The characteristic of an idempotent operation in programming is that any multiple executions of it have the same effect as a single execution . An idempotent function, or idempotent method, is a function that can be executed repeatedly with the same parameters and achieve the same result. These functions do not affect the system state, and there is no need to worry that repeated execution will cause changes to the system. For example, “setTrue()”
a function is an idempotent function, no matter how many times it is executed, the result is the same.
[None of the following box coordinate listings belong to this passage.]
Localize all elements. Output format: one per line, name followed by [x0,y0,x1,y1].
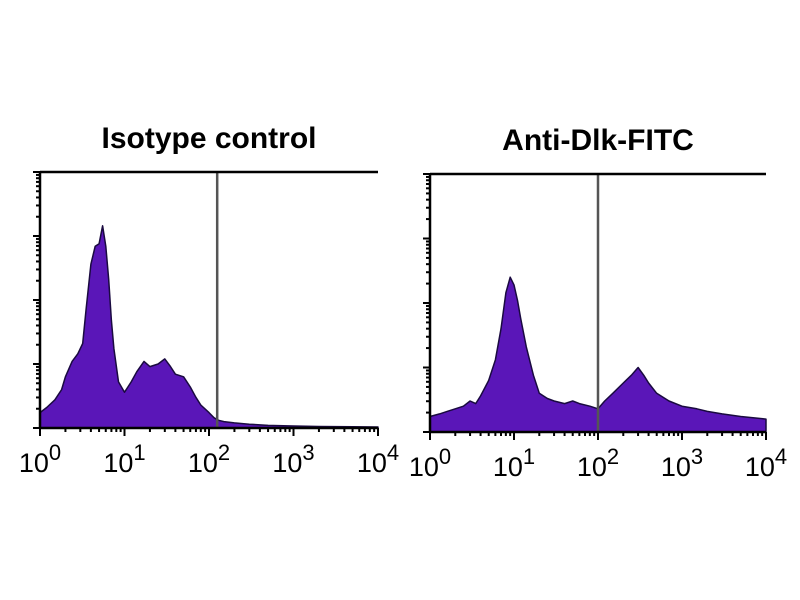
y-axis-ticks [33,171,40,429]
x-tick-label: 104 [745,444,787,482]
x-tick-label: 100 [19,440,61,478]
x-tick-label: 103 [661,444,703,482]
x-tick-label: 103 [272,440,314,478]
x-tick-label: 102 [188,440,230,478]
x-tick-label: 101 [103,440,145,478]
x-tick-label-exponent: 3 [302,440,314,465]
x-tick-label-base: 10 [409,452,439,482]
x-tick-label: 100 [409,444,451,482]
x-axis-ticks [39,428,379,436]
x-tick-label-exponent: 1 [133,440,145,465]
x-tick-label-exponent: 2 [607,444,619,469]
histogram-area [39,225,379,429]
chart-title: Anti-Dlk-FITC [502,124,694,157]
x-tick-label-base: 10 [577,452,607,482]
histogram-area [429,276,767,433]
x-tick-label-base: 10 [661,452,691,482]
x-axis-ticks [429,432,767,440]
chart-title: Isotype control [101,122,316,155]
x-tick-label-exponent: 0 [49,440,61,465]
x-tick-label: 104 [357,440,399,478]
x-tick-label-exponent: 4 [775,444,787,469]
x-tick-label-exponent: 2 [218,440,230,465]
x-tick-label-base: 10 [272,448,302,478]
x-tick-label: 102 [577,444,619,482]
x-tick-label-base: 10 [357,448,387,478]
x-tick-label-exponent: 0 [439,444,451,469]
x-tick-label-base: 10 [19,448,49,478]
y-axis-ticks [423,173,430,433]
x-tick-label-base: 10 [745,452,775,482]
x-tick-label-base: 10 [188,448,218,478]
x-tick-label: 101 [493,444,535,482]
x-tick-label-exponent: 3 [691,444,703,469]
x-tick-label-base: 10 [493,452,523,482]
x-tick-label-exponent: 1 [523,444,535,469]
x-tick-label-base: 10 [103,448,133,478]
x-tick-label-exponent: 4 [387,440,399,465]
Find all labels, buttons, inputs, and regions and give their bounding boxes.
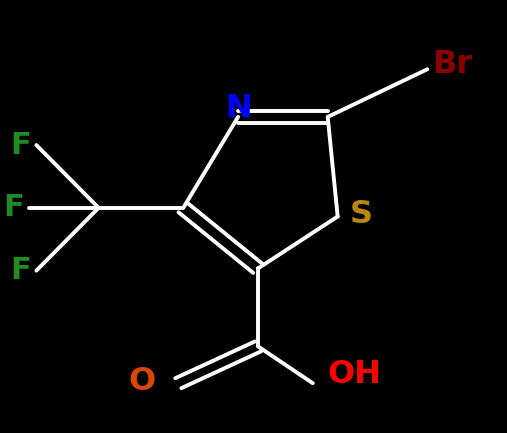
Text: OH: OH bbox=[328, 359, 382, 390]
Text: Br: Br bbox=[432, 49, 473, 81]
Text: O: O bbox=[129, 365, 156, 397]
Text: F: F bbox=[11, 131, 31, 159]
Text: F: F bbox=[3, 194, 24, 222]
Text: N: N bbox=[225, 93, 251, 124]
Text: F: F bbox=[11, 256, 31, 285]
Text: S: S bbox=[350, 199, 373, 230]
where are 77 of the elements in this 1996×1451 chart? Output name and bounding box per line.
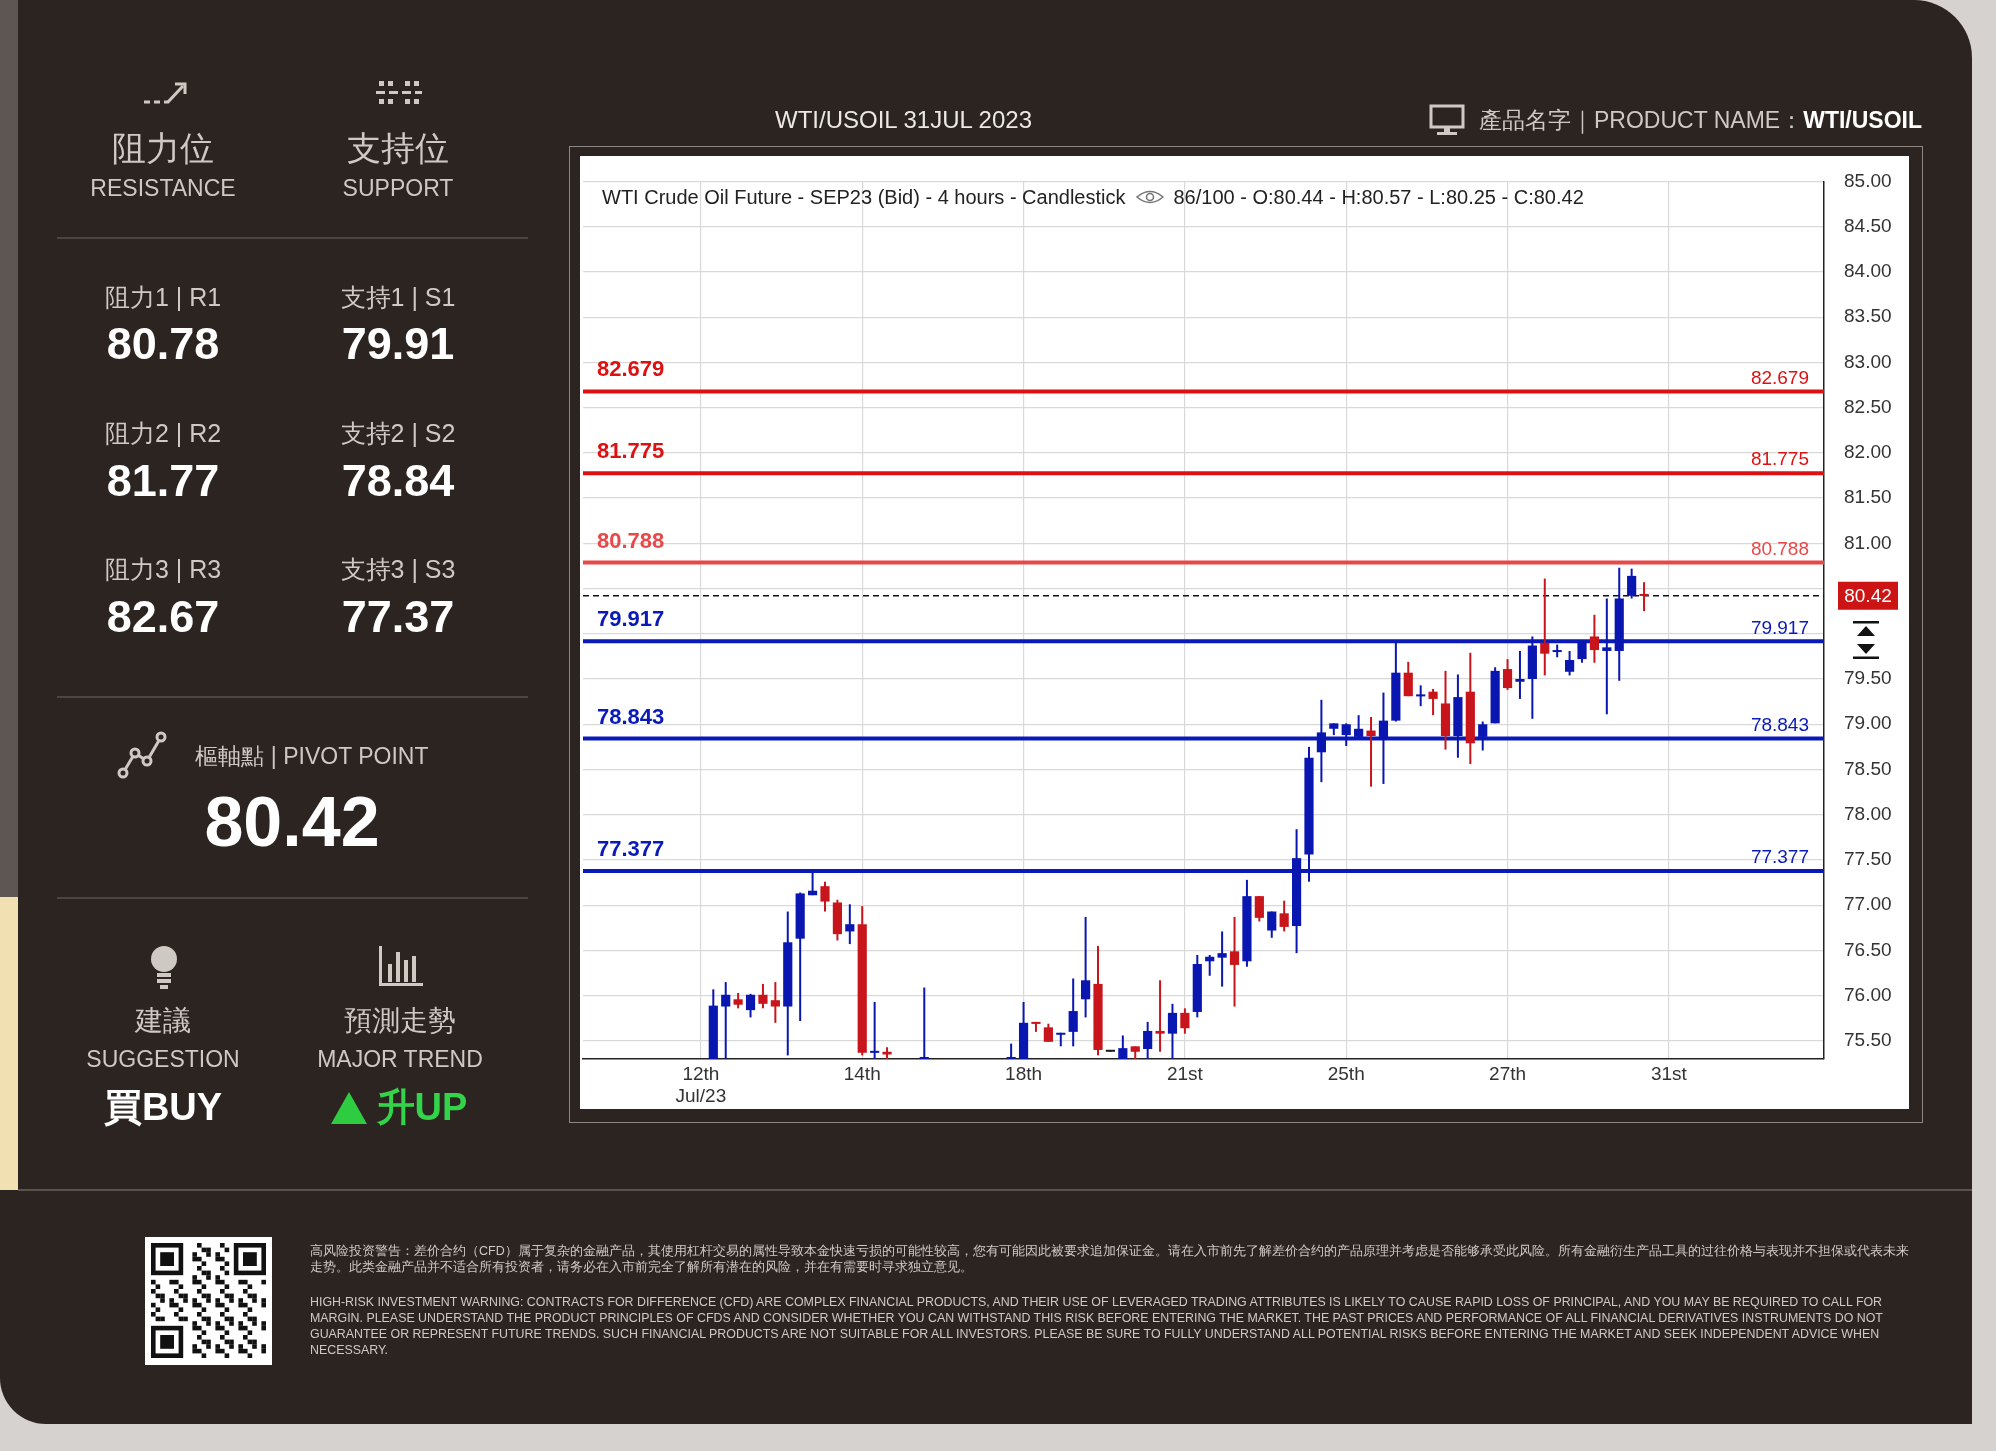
text: 產品名字｜PRODUCT NAME：	[1479, 105, 1804, 136]
x-tick-label: 31st	[1650, 1062, 1688, 1084]
text: 78.843	[597, 703, 665, 729]
y-tick-label: 81.50	[1844, 486, 1892, 508]
candlestick	[1639, 582, 1649, 612]
x-tick-label: 18th	[1005, 1062, 1043, 1084]
ref-line-label: 80.42	[1844, 585, 1892, 607]
text: MAJOR TREND	[317, 1045, 483, 1073]
text: 81.775	[597, 438, 665, 464]
candlestick	[1155, 980, 1165, 1052]
y-tick-label: 77.00	[1844, 893, 1892, 915]
text: 支持3 | S3	[340, 554, 456, 584]
text: 78.84	[341, 455, 455, 507]
x-tick-label: 12th Jul/23	[675, 1062, 727, 1107]
y-tick-label: 77.50	[1844, 848, 1892, 870]
y-tick-label: 83.50	[1844, 305, 1892, 327]
candlestick	[1366, 717, 1376, 787]
ref-line-label: 81.775	[1750, 448, 1809, 470]
x-tick-label: 25th	[1327, 1062, 1365, 1084]
candlestick	[919, 987, 929, 1059]
text: 79.917	[597, 606, 665, 632]
y-tick-label: 84.50	[1844, 214, 1892, 236]
ref-line-label: 77.377	[1750, 846, 1809, 868]
y-tick-label: 83.00	[1844, 350, 1892, 372]
text: 預測走勢	[344, 1004, 456, 1038]
ref-line-label: 80.788	[1750, 537, 1809, 559]
text: 高风险投资警告：差价合约（CFD）属于复杂的金融产品，其使用杠杆交易的属性导致本金快速亏损的可能性较高，您有可能因此被要求追加保证金。请在入市前先了解差价合约的产品原理并考虑是否能够承受此风险。所有金融衍生产品工具的过往价格与表现并不担保或代表未来走势。此类金融产品并不适合所有投资者，请务必在入市前完全了解所有潜在的风险，并在有需要时寻求独立意见。	[310, 1243, 1910, 1275]
y-tick-label: 85.00	[1844, 169, 1892, 191]
text: 77.377	[597, 836, 665, 862]
text: 買BUY	[103, 1086, 223, 1130]
y-tick-label: 75.50	[1844, 1029, 1892, 1051]
ref-line-label: 78.843	[1750, 713, 1809, 735]
x-tick-label: 14th	[843, 1062, 881, 1084]
text: 阻力2 | R2	[104, 418, 222, 448]
y-tick-label: 81.00	[1844, 531, 1892, 553]
text: WTI/USOIL	[1803, 106, 1922, 134]
y-tick-label: 76.50	[1844, 938, 1892, 960]
ref-line-label: 79.917	[1750, 616, 1809, 638]
text: SUPPORT	[342, 174, 454, 202]
y-tick-label: 84.00	[1844, 260, 1892, 282]
text: 建議	[135, 1004, 191, 1038]
y-tick-label: 78.50	[1844, 757, 1892, 779]
y-tick-label: 79.00	[1844, 712, 1892, 734]
text: 支持1 | S1	[340, 282, 456, 312]
y-tick-label: 76.00	[1844, 983, 1892, 1005]
candlestick	[1515, 650, 1525, 699]
x-tick-label: 27th	[1489, 1062, 1527, 1084]
text: 81.77	[106, 455, 220, 507]
y-tick-label: 82.00	[1844, 441, 1892, 463]
x-tick-label: 21st	[1166, 1062, 1204, 1084]
text: 79.91	[341, 318, 455, 370]
y-tick-label: 78.00	[1844, 802, 1892, 824]
text: 80.788	[597, 527, 665, 553]
text: 82.679	[597, 356, 665, 382]
text: 升UP	[376, 1086, 468, 1130]
text: SUGGESTION	[86, 1045, 240, 1073]
chart-subtitle: WTI Crude Oil Future - SEP23 (Bid) - 4 hours - Candlestick	[602, 185, 1126, 209]
text: 樞軸點 | PIVOT POINT	[195, 742, 429, 770]
candlestick	[1416, 685, 1426, 707]
y-tick-label: 82.50	[1844, 395, 1892, 417]
annotation: 86/100 - O:80.44 - H:80.57 - L:80.25 - C:80.42	[1173, 185, 1584, 209]
ref-line-label: 82.679	[1750, 366, 1809, 388]
text: 82.67	[106, 591, 220, 643]
text: 77.37	[341, 591, 455, 643]
text: 阻力1 | R1	[104, 282, 222, 312]
candlestick	[1217, 931, 1227, 987]
chart-title: WTI/USOIL 31JUL 2023	[775, 106, 1032, 134]
text: 阻力3 | R3	[104, 554, 222, 584]
candlestick	[870, 1002, 880, 1059]
text: HIGH-RISK INVESTMENT WARNING: CONTRACTS FOR DIFFERENCE (CFD) ARE COMPLEX FINANCIAL PRODUCTS, AND THEIR USE OF LEVERAGED TRADING ATTRIBUTES IS LIKELY TO CAUSE RAPID LOSS OF PRINCIPAL, AND YOU MAY BE REQUIRED TO CALL FOR MARGIN. PLEASE UNDERSTAND THE PRODUCT PRINCIPLES OF CFDS AND CONSIDER WHETHER YOU CAN WITHSTAND THIS RISK BEFORE ENTERING THE MARKET. THE PAST PRICES AND PERFORMANCE OF ALL FINANCIAL DERIVATIVES INSTRUMENTS DO NOT GUARANTEE OR REPRESENT FUTURE TRENDS. SUCH FINANCIAL PRODUCTS ARE NOT SUITABLE FOR ALL INVESTORS. PLEASE BE SURE TO FULLY UNDERSTAND ALL POTENTIAL RISKS BEFORE ENTERING THE MARKET AND SEEK INDEPENDENT ADVICE WHEN NECESSARY.	[310, 1294, 1884, 1358]
text: RESISTANCE	[90, 174, 236, 202]
text: 阻力位	[112, 129, 214, 169]
y-tick-label: 79.50	[1844, 667, 1892, 689]
text: 支持位	[347, 129, 449, 169]
text: 支持2 | S2	[340, 418, 456, 448]
text: 80.42	[204, 781, 380, 863]
text: 80.78	[106, 318, 220, 370]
More complex operations are guaranteed to be idempotent using unique transaction numbers (serial numbers).
In simple terms, idempotency is that a data, or a request, is executed multiple times for you, and you must ensure that the corresponding data will not change, and there will be no errors. This is idempotency .
1.3 Repeated consumption scenarios
First of all, for example rabbitmq、rocketmq、kafka
, there may be the problem of repeated consumption of messages. Because this problem is usually mq
not guaranteed by the source, but by the consumer himself.
An example kafka
to illustrate the problem of double consumption
kafka
There is a concept called offset
, that is, every message written in, has a offset
serial number representing it, and consumer
after consuming the data, every once in a while, I will offset
submit the messages I have consumed, which means that I have consumed it. Even if it restarts next time, consumers will continue to consume kafka
from the last offset
consumption.
But there are always exceptions to everything. If you consumer
consume data and hang up before sending the messages you have consumed offset
, you will receive duplicate data after restarting.
1.4 Guarantee idempotency (repeated consumption)
To ensure the idempotency of the message, this should be processed in combination with the type of business. Here are a few ideas for reference:
1. One can be maintained in memory set
. As long as a message is obtained from the message queue, first check whether the message is in set
it. If it indicates that it has been consumed, it will be discarded directly; if it is not, it will be added to it after consumption set
.
2. How to write the database, you can use the unique key to query the database first. If there is no writing, if there is, update or discard the message directly.
3. If it is written , there is redis
no problem. Every time set
, it is natural idempotency.
4. When the producer sends a message, add a global unique to each message id
, and then save the id in redis
it when consuming. When consuming, go redis
inside to check if there is any, and do not consume again.
5. The database operation can set a unique key to prevent the insertion of duplicate data, so that the insertion will only report an error without inserting duplicate data.